Late 2019 found me setting up a new studio in the much larger spare room of the house we started renting in West Footscray. Before we knew it, the pandemic was on and with a series of lockdowns happening in 2020 and me being able to continue working my day job from home, I suddenly had a lot more spare time to get recording and writing again. I made pretty good progress, even releasing a dark synth-driven single in late 2020 and putting a bunch of demos for the album up on Bandcamp as a teaser. But then as 2021 unfolded, whole lot of stuff happened that took away my time and energy for continuing the work (though I did manage to record and release another song toward the end of that year). Over the next two years I was involved in a couple of other musical projects and transitioned from my day job to running my own one-person consultancy business, and Songs From the End of the World‘s hiatus continued.

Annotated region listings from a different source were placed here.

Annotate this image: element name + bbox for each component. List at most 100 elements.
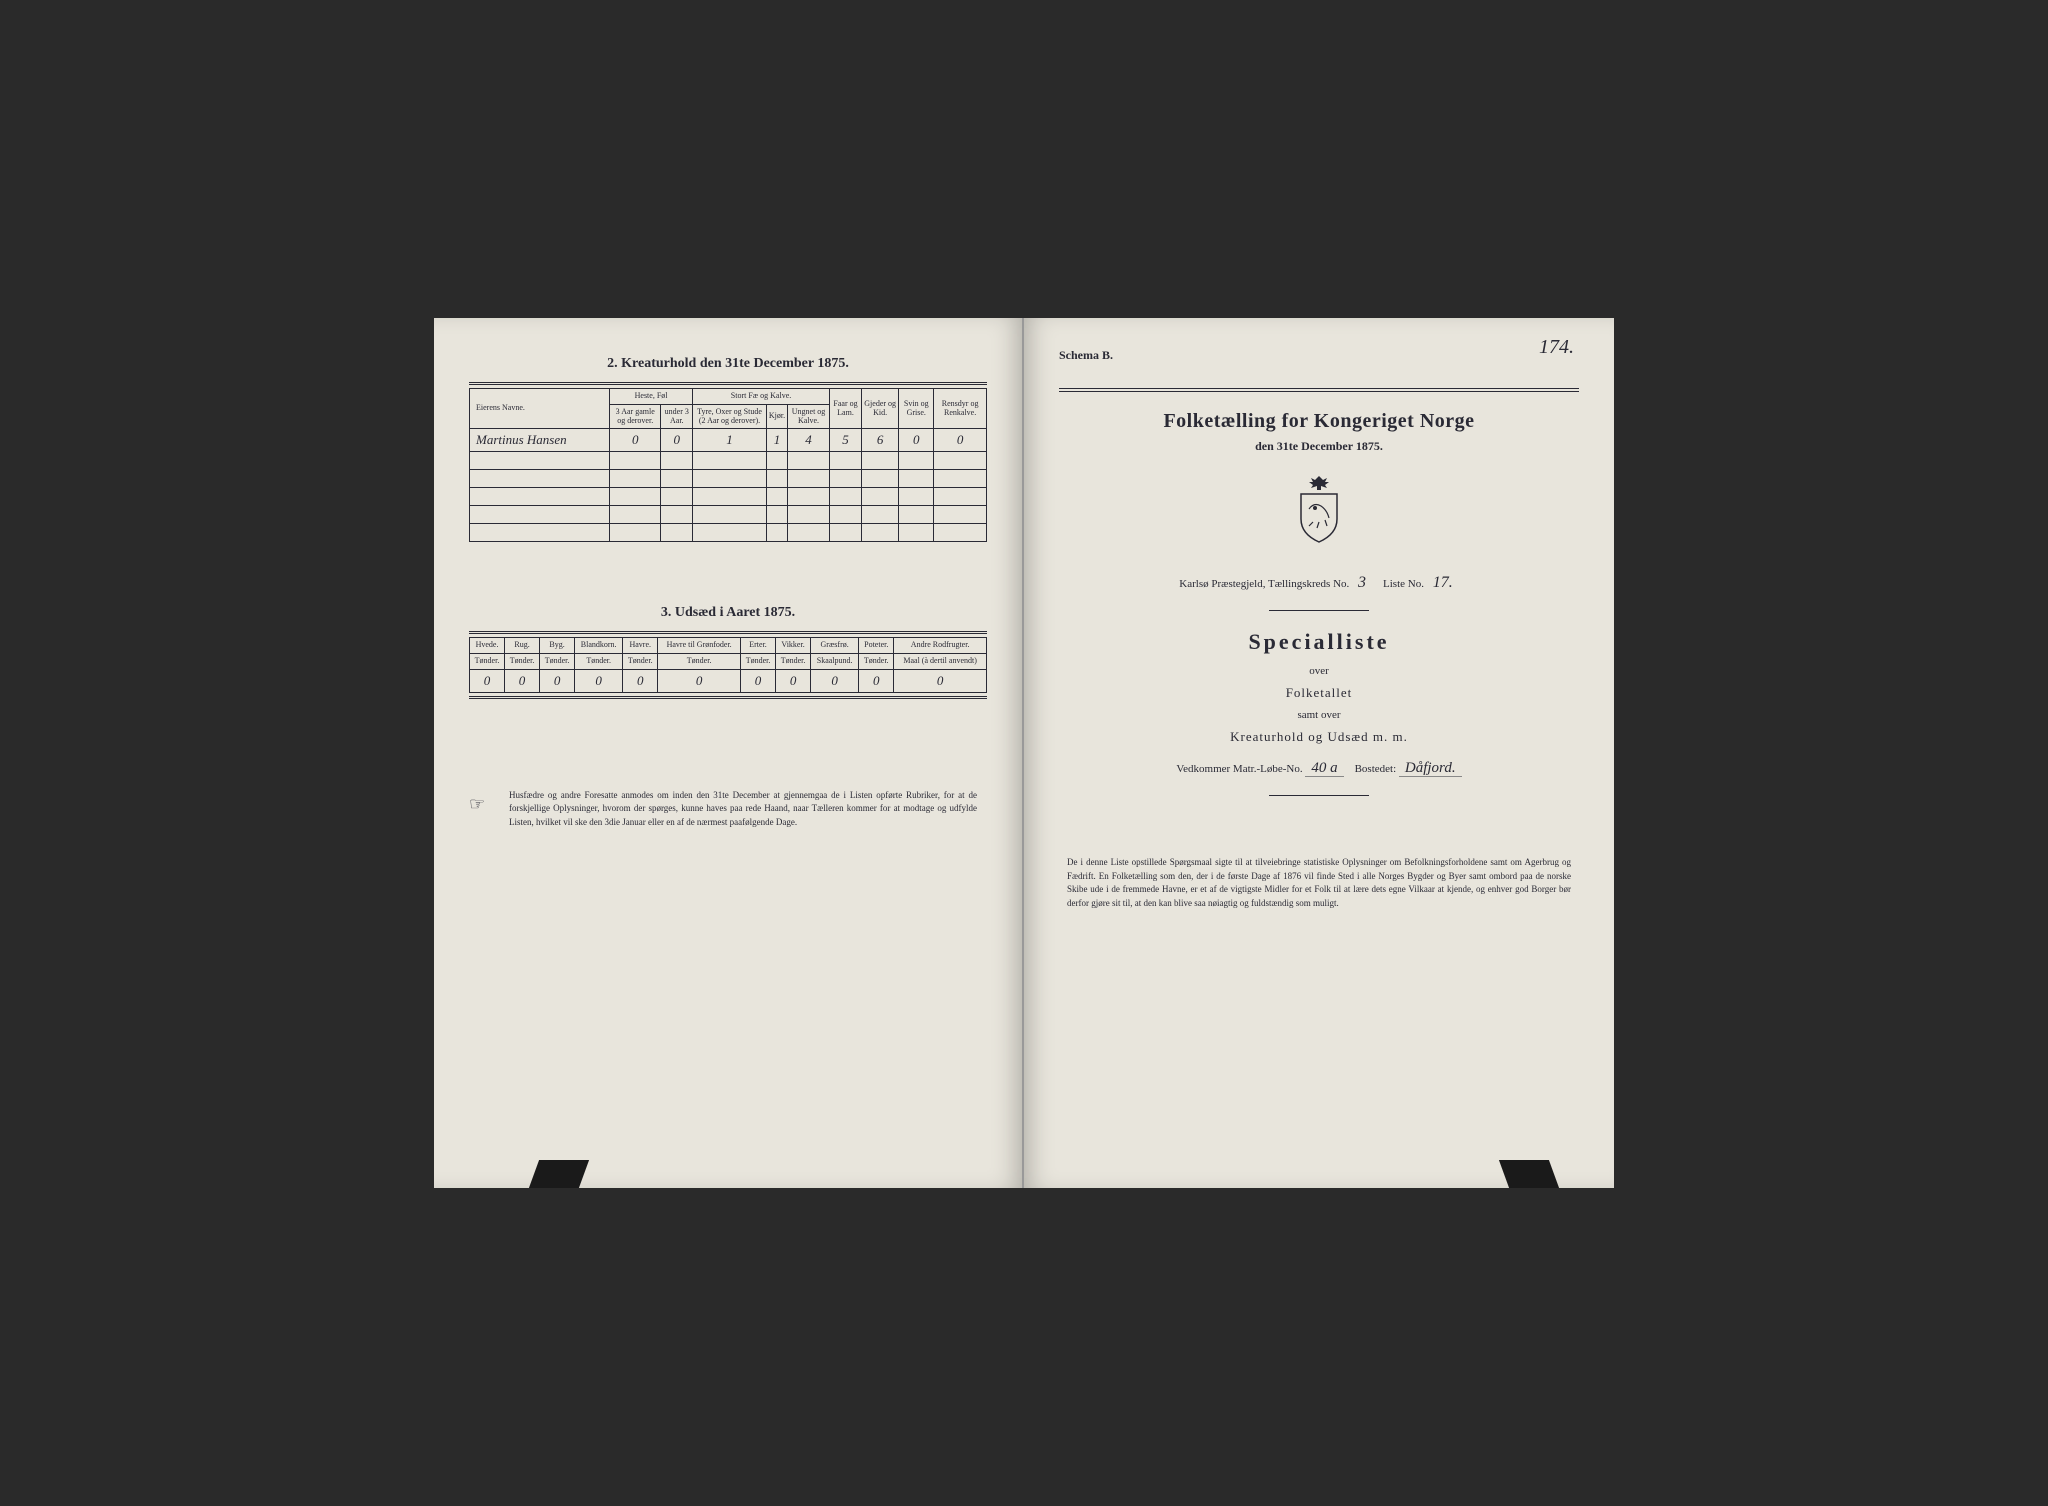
parish-label: Karlsø Præstegjeld, Tællingskreds No. bbox=[1179, 578, 1349, 590]
pointing-hand-icon: ☞ bbox=[469, 791, 485, 818]
sub-date: den 31te December 1875. bbox=[1059, 439, 1579, 454]
cell: 6 bbox=[862, 429, 899, 452]
rule bbox=[469, 696, 987, 699]
spacer bbox=[469, 542, 987, 597]
unit: Maal (à dertil anvendt) bbox=[894, 654, 987, 670]
col-potatoes: Poteter. bbox=[859, 638, 894, 654]
col-reindeer: Rensdyr og Renkalve. bbox=[934, 389, 987, 429]
table-row bbox=[470, 488, 987, 506]
rule bbox=[469, 631, 987, 634]
col-pigs: Svin og Grise. bbox=[899, 389, 934, 429]
cell: 0 bbox=[623, 669, 658, 692]
col-rye: Rug. bbox=[505, 638, 540, 654]
col-oats: Havre. bbox=[623, 638, 658, 654]
col-other: Andre Rodfrugter. bbox=[894, 638, 987, 654]
table-row: 0 0 0 0 0 0 0 0 0 0 0 bbox=[470, 669, 987, 692]
footnote-block: ☞ Husfædre og andre Foresatte anmodes om… bbox=[469, 789, 987, 830]
owner-cell: Martinus Hansen bbox=[470, 429, 610, 452]
rule bbox=[469, 382, 987, 385]
unit: Tønder. bbox=[741, 654, 776, 670]
cell: 0 bbox=[811, 669, 859, 692]
cell: 5 bbox=[829, 429, 861, 452]
main-title: Folketælling for Kongeriget Norge bbox=[1059, 410, 1579, 433]
matr-no: 40 a bbox=[1305, 760, 1343, 777]
unit: Tønder. bbox=[540, 654, 575, 670]
col-horses-adult: 3 Aar gamle og derover. bbox=[610, 404, 661, 429]
bosted-value: Dåfjord. bbox=[1399, 760, 1462, 777]
cell: 0 bbox=[776, 669, 811, 692]
col-cows: Kjør. bbox=[766, 404, 787, 429]
cell: 0 bbox=[610, 429, 661, 452]
unit: Tønder. bbox=[505, 654, 540, 670]
cell: 0 bbox=[934, 429, 987, 452]
page-number: 174. bbox=[1539, 336, 1574, 359]
table-row: Martinus Hansen 0 0 1 1 4 5 6 0 0 bbox=[470, 429, 987, 452]
schema-label: Schema B. bbox=[1059, 348, 1579, 363]
left-page: 2. Kreaturhold den 31te December 1875. E… bbox=[434, 318, 1024, 1188]
cell: 1 bbox=[766, 429, 787, 452]
divider bbox=[1269, 795, 1369, 796]
col-sheep: Faar og Lam. bbox=[829, 389, 861, 429]
col-goats: Gjeder og Kid. bbox=[862, 389, 899, 429]
col-oats-fodder: Havre til Grønfoder. bbox=[658, 638, 741, 654]
cell: 0 bbox=[658, 669, 741, 692]
parish-no: 3 bbox=[1352, 574, 1372, 591]
table-row bbox=[470, 524, 987, 542]
col-bulls: Tyre, Oxer og Stude (2 Aar og derover). bbox=[693, 404, 767, 429]
unit: Tønder. bbox=[470, 654, 505, 670]
bosted-label: Bostedet: bbox=[1355, 763, 1397, 775]
col-barley: Byg. bbox=[540, 638, 575, 654]
folketallet-label: Folketallet bbox=[1059, 685, 1579, 701]
divider bbox=[1269, 610, 1369, 611]
footnote-text: Husfædre og andre Foresatte anmodes om i… bbox=[509, 790, 977, 827]
kreatur-label: Kreaturhold og Udsæd m. m. bbox=[1059, 729, 1579, 745]
right-page: 174. Schema B. Folketælling for Kongerig… bbox=[1024, 318, 1614, 1188]
cell: 0 bbox=[899, 429, 934, 452]
parish-line: Karlsø Præstegjeld, Tællingskreds No. 3 … bbox=[1059, 574, 1579, 592]
unit: Tønder. bbox=[776, 654, 811, 670]
table2-title: 2. Kreaturhold den 31te December 1875. bbox=[469, 356, 987, 372]
sowing-table: Hvede. Rug. Byg. Blandkorn. Havre. Havre… bbox=[469, 637, 987, 693]
col-horses-young: under 3 Aar. bbox=[661, 404, 693, 429]
col-owner: Eierens Navne. bbox=[470, 389, 610, 429]
table-row bbox=[470, 506, 987, 524]
cell: 0 bbox=[661, 429, 693, 452]
rule bbox=[1059, 388, 1579, 389]
over-label: over bbox=[1059, 665, 1579, 677]
col-peas: Erter. bbox=[741, 638, 776, 654]
col-group-cattle: Stort Fæ og Kalve. bbox=[693, 389, 830, 405]
col-group-horses: Heste, Føl bbox=[610, 389, 693, 405]
coat-of-arms-icon bbox=[1289, 474, 1349, 549]
cell: 0 bbox=[575, 669, 623, 692]
special-title: Specialliste bbox=[1059, 629, 1579, 655]
cell: 0 bbox=[540, 669, 575, 692]
cell: 4 bbox=[788, 429, 830, 452]
liste-label: Liste No. bbox=[1383, 578, 1424, 590]
liste-no: 17. bbox=[1427, 574, 1459, 591]
unit: Tønder. bbox=[575, 654, 623, 670]
table-row bbox=[470, 470, 987, 488]
samt-over-label: samt over bbox=[1059, 709, 1579, 721]
cell: 0 bbox=[505, 669, 540, 692]
thumb-tab bbox=[529, 1160, 589, 1188]
unit: Tønder. bbox=[859, 654, 894, 670]
unit: Tønder. bbox=[658, 654, 741, 670]
col-grass: Græsfrø. bbox=[811, 638, 859, 654]
col-vetch: Vikker. bbox=[776, 638, 811, 654]
col-wheat: Hvede. bbox=[470, 638, 505, 654]
matr-line: Vedkommer Matr.-Løbe-No. 40 a Bostedet: … bbox=[1059, 760, 1579, 777]
table3-title: 3. Udsæd i Aaret 1875. bbox=[469, 605, 987, 621]
bottom-paragraph: De i denne Liste opstillede Spørgsmaal s… bbox=[1059, 856, 1579, 910]
cell: 0 bbox=[470, 669, 505, 692]
col-mixed: Blandkorn. bbox=[575, 638, 623, 654]
livestock-table: Eierens Navne. Heste, Føl Stort Fæ og Ka… bbox=[469, 388, 987, 542]
unit: Tønder. bbox=[623, 654, 658, 670]
thumb-tab bbox=[1499, 1160, 1559, 1188]
col-calves: Ungnet og Kalve. bbox=[788, 404, 830, 429]
book-spread: 2. Kreaturhold den 31te December 1875. E… bbox=[434, 318, 1614, 1188]
cell: 0 bbox=[894, 669, 987, 692]
table-row bbox=[470, 452, 987, 470]
cell: 1 bbox=[693, 429, 767, 452]
unit: Skaalpund. bbox=[811, 654, 859, 670]
rule bbox=[1059, 391, 1579, 392]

But that’s changed now. My new life has settled, more of my time is my own, and a month or so ago I walked into my studio to recommence work on the project. However, listening back to what I had so far recorded, I distracted myself by also listening to the old Over and Over unfinished recordings – much closer to completion that the 2020 stuff – and decided that I would finish it first before getting back to Songs From the End of the World. I no longer felt that having released a few of the songs on other albums meant they could no longer be included. What’s wrong with having a few different versions of the same song out there? If it is good enough for Paul Kelly, it’s good enough for me.

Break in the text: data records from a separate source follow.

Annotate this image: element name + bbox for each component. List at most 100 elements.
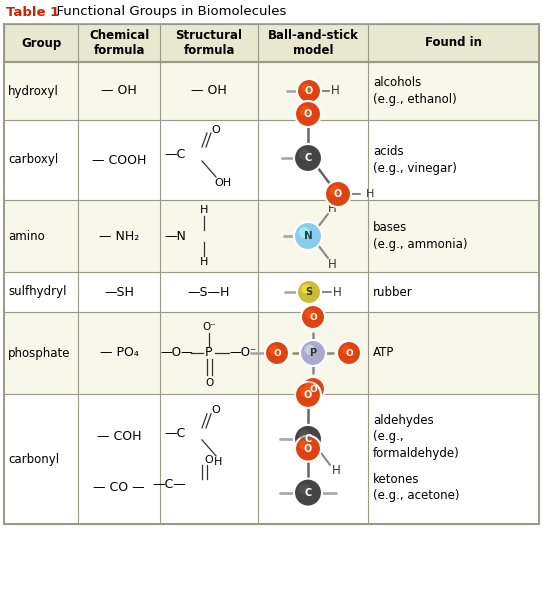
Circle shape [299, 430, 310, 441]
Text: Ball-and-stick
model: Ball-and-stick model [268, 29, 358, 57]
Text: sulfhydryl: sulfhydryl [8, 286, 66, 298]
Text: —C—: —C— [152, 478, 186, 491]
Text: O: O [304, 390, 312, 400]
Text: O: O [305, 86, 313, 96]
Text: — PO₄: — PO₄ [99, 346, 138, 359]
Text: H: H [200, 257, 208, 267]
Text: Found in: Found in [425, 37, 482, 49]
Text: H: H [200, 205, 208, 215]
Text: carbonyl: carbonyl [8, 452, 59, 466]
Bar [4, 272, 539, 312]
Text: P: P [310, 348, 317, 358]
Text: H: H [332, 464, 340, 478]
Bar [4, 200, 539, 272]
Text: —O—: —O— [161, 346, 193, 359]
Text: C: C [305, 153, 312, 163]
Circle shape [294, 479, 322, 506]
Text: H: H [333, 286, 342, 298]
Circle shape [295, 101, 321, 127]
Text: Table 1: Table 1 [6, 5, 59, 19]
Text: —N: —N [164, 229, 186, 242]
Circle shape [297, 280, 321, 304]
Text: — CO —: — CO — [93, 481, 145, 494]
Text: C: C [305, 488, 312, 497]
Text: Chemical
formula: Chemical formula [89, 29, 149, 57]
Text: OH: OH [214, 178, 231, 188]
Circle shape [341, 345, 351, 355]
Text: S: S [305, 287, 313, 297]
Text: aldehydes
(e.g.,
formaldehyde): aldehydes (e.g., formaldehyde) [373, 414, 460, 460]
Text: Structural
formula: Structural formula [175, 29, 243, 57]
Text: ketones
(e.g., acetone): ketones (e.g., acetone) [373, 473, 459, 502]
Circle shape [305, 309, 315, 319]
Text: hydroxyl: hydroxyl [8, 85, 59, 97]
Circle shape [299, 227, 310, 238]
Text: O: O [211, 405, 220, 415]
Text: O: O [345, 349, 353, 358]
Text: O: O [309, 313, 317, 322]
Text: O: O [205, 378, 213, 388]
Text: H: H [327, 257, 336, 271]
Text: — OH: — OH [191, 85, 227, 97]
Circle shape [299, 484, 310, 494]
Text: O: O [334, 189, 342, 199]
Circle shape [300, 340, 326, 366]
Text: rubber: rubber [373, 286, 413, 298]
Text: H: H [366, 189, 374, 199]
Circle shape [299, 149, 310, 160]
Text: O⁻: O⁻ [202, 322, 216, 332]
Circle shape [301, 377, 325, 401]
Bar [4, 24, 539, 62]
Text: amino: amino [8, 229, 45, 242]
Text: — OH: — OH [101, 85, 137, 97]
Text: — NH₂: — NH₂ [99, 229, 139, 242]
Text: C: C [305, 434, 312, 444]
Text: —C: —C [165, 148, 186, 161]
Text: —C: —C [165, 427, 186, 440]
Text: ATP: ATP [373, 346, 394, 359]
Circle shape [300, 440, 310, 451]
Text: — COH: — COH [97, 430, 141, 443]
Circle shape [265, 341, 289, 365]
Text: O: O [304, 443, 312, 454]
Text: phosphate: phosphate [8, 346, 71, 359]
Text: Group: Group [21, 37, 61, 49]
Text: alcohols
(e.g., ethanol): alcohols (e.g., ethanol) [373, 76, 457, 106]
Text: — COOH: — COOH [92, 154, 146, 166]
Circle shape [301, 83, 311, 93]
Circle shape [269, 345, 279, 355]
Text: O: O [204, 455, 213, 464]
Text: —O⁻: —O⁻ [229, 346, 257, 359]
Text: H: H [327, 202, 336, 214]
Circle shape [325, 181, 351, 207]
Text: carboxyl: carboxyl [8, 154, 58, 166]
Bar [4, 120, 539, 200]
Text: H: H [331, 85, 339, 97]
Circle shape [295, 436, 321, 461]
Bar [4, 312, 539, 394]
Text: O: O [304, 109, 312, 119]
Text: O: O [273, 349, 281, 358]
Circle shape [294, 144, 322, 172]
Text: Functional Groups in Biomolecules: Functional Groups in Biomolecules [48, 5, 286, 19]
Text: O: O [211, 125, 220, 135]
Circle shape [300, 386, 310, 397]
Bar [4, 62, 539, 120]
Circle shape [294, 222, 322, 250]
Text: P: P [205, 346, 213, 359]
Circle shape [305, 381, 315, 391]
Text: —SH: —SH [104, 286, 134, 298]
Circle shape [337, 341, 361, 365]
Circle shape [301, 305, 325, 329]
Bar [4, 394, 539, 524]
Circle shape [330, 185, 340, 196]
Text: acids
(e.g., vinegar): acids (e.g., vinegar) [373, 145, 457, 175]
Circle shape [300, 106, 310, 116]
Text: O: O [309, 385, 317, 394]
Circle shape [301, 284, 311, 294]
Text: bases
(e.g., ammonia): bases (e.g., ammonia) [373, 221, 468, 251]
Text: —S—H: —S—H [188, 286, 230, 298]
Circle shape [295, 382, 321, 408]
Text: N: N [304, 231, 312, 241]
Circle shape [305, 344, 315, 355]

So a few weeks ago I returned to Like Me. Like all the Over and Over songs, it’s almost finished: bass, guitars, harmonica and guide vocals are all recorded and edited; only drums, final vocals, and any additional instruments need to be recorded and then the whole thing needs to be mixed. I quickly came across one problem – the version of the software I used to record and edit the original recordings (the free open source DAW Ardour) is so old, I can’t reliably open the files with the current version – and when I can, all the edits are lost. But I took this as an opportunity – with fresh ears and more developed skills now, I can re-edit for the original takes. So I did this, using the demo bounces as a reference but only as a guide – I don’t want to necessarily recreate them, just find the best performance of the songs from within the raw material. After re-editing and remixing the song, I created a tempo map so I could make a click track that lines up with the subtle variations in timing in the original recordings. Using that click track, I recorded a drum part. This really brought the song alive! With that down, I did a bit of fine-tuning to the other tracks to correct a little sloppy timing here and there, and doubled the lead guitar part with a different guitar and amp to give it some extra punch. It sounds fantastic.

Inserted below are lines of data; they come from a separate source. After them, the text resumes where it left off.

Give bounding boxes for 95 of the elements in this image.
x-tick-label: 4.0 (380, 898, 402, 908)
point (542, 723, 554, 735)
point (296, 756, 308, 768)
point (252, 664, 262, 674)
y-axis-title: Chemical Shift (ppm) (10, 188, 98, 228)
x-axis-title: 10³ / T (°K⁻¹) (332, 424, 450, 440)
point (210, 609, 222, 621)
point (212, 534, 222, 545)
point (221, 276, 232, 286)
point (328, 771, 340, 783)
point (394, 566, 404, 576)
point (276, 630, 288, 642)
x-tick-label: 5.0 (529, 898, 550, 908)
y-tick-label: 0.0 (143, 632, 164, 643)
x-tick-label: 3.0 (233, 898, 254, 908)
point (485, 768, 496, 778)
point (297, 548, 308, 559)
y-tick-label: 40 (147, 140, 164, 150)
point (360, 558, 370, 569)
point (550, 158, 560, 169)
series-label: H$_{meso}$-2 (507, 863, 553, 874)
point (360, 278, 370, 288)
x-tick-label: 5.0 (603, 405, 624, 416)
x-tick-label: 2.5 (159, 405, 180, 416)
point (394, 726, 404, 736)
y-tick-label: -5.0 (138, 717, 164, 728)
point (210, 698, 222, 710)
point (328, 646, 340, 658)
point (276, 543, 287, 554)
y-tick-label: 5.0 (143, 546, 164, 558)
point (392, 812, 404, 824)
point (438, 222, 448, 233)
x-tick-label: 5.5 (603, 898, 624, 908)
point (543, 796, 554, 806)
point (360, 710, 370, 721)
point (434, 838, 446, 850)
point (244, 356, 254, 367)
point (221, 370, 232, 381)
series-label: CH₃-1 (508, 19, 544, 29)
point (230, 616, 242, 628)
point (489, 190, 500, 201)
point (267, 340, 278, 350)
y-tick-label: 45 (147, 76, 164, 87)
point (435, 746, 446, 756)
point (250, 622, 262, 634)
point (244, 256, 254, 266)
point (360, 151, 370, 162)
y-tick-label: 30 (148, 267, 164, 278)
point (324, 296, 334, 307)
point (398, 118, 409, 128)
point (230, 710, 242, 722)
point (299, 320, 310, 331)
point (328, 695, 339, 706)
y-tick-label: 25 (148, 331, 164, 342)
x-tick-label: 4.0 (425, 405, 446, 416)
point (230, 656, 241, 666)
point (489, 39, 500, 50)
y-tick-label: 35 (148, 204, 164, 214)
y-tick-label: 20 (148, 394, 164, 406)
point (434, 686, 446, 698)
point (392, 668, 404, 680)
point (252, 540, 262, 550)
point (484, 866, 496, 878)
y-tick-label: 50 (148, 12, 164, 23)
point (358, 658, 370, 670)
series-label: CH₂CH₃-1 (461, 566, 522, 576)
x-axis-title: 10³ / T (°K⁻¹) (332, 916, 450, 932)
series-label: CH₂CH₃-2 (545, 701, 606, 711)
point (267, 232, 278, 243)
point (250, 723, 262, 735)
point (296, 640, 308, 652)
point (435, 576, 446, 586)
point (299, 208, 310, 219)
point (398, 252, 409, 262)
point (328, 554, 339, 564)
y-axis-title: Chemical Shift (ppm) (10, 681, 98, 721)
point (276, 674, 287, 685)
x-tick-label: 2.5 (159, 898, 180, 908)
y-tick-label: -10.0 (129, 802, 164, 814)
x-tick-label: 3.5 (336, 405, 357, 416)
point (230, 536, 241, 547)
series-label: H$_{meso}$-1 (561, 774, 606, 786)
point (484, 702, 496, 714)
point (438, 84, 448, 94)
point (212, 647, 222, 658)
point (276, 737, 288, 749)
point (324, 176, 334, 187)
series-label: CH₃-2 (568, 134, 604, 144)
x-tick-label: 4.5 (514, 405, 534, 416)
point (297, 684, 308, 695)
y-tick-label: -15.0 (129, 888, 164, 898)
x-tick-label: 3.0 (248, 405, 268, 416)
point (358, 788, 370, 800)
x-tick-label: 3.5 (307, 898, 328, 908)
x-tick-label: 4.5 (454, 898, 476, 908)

This song has a two-part instrumental section. The second part has a bluesy harmonica solo, but the first part was not complete – it has a guitar riff underpinning it but was waiting for an unspecified other lead instrument to go over the top. I came up with an idea of building up some layers of a number of different instruments doing different things, to form a slightly out-there crescendo into the bluesy harmonica bit that then goes into the bridge. This was a heap of fun: I spent 45 minutes tuning an autoharp and then recorded some dramatic autoharp chords, some slide guitar runs, a synth line (on a Stylophone!), some chord runs on a tenor guitar and some complementary ones on an emulated Fender Rhodes electric piano.

All that’s left to be done now is to record the lead vocals and some harmonies, and mix it all together. I’ll post that in part 9 when I get to it!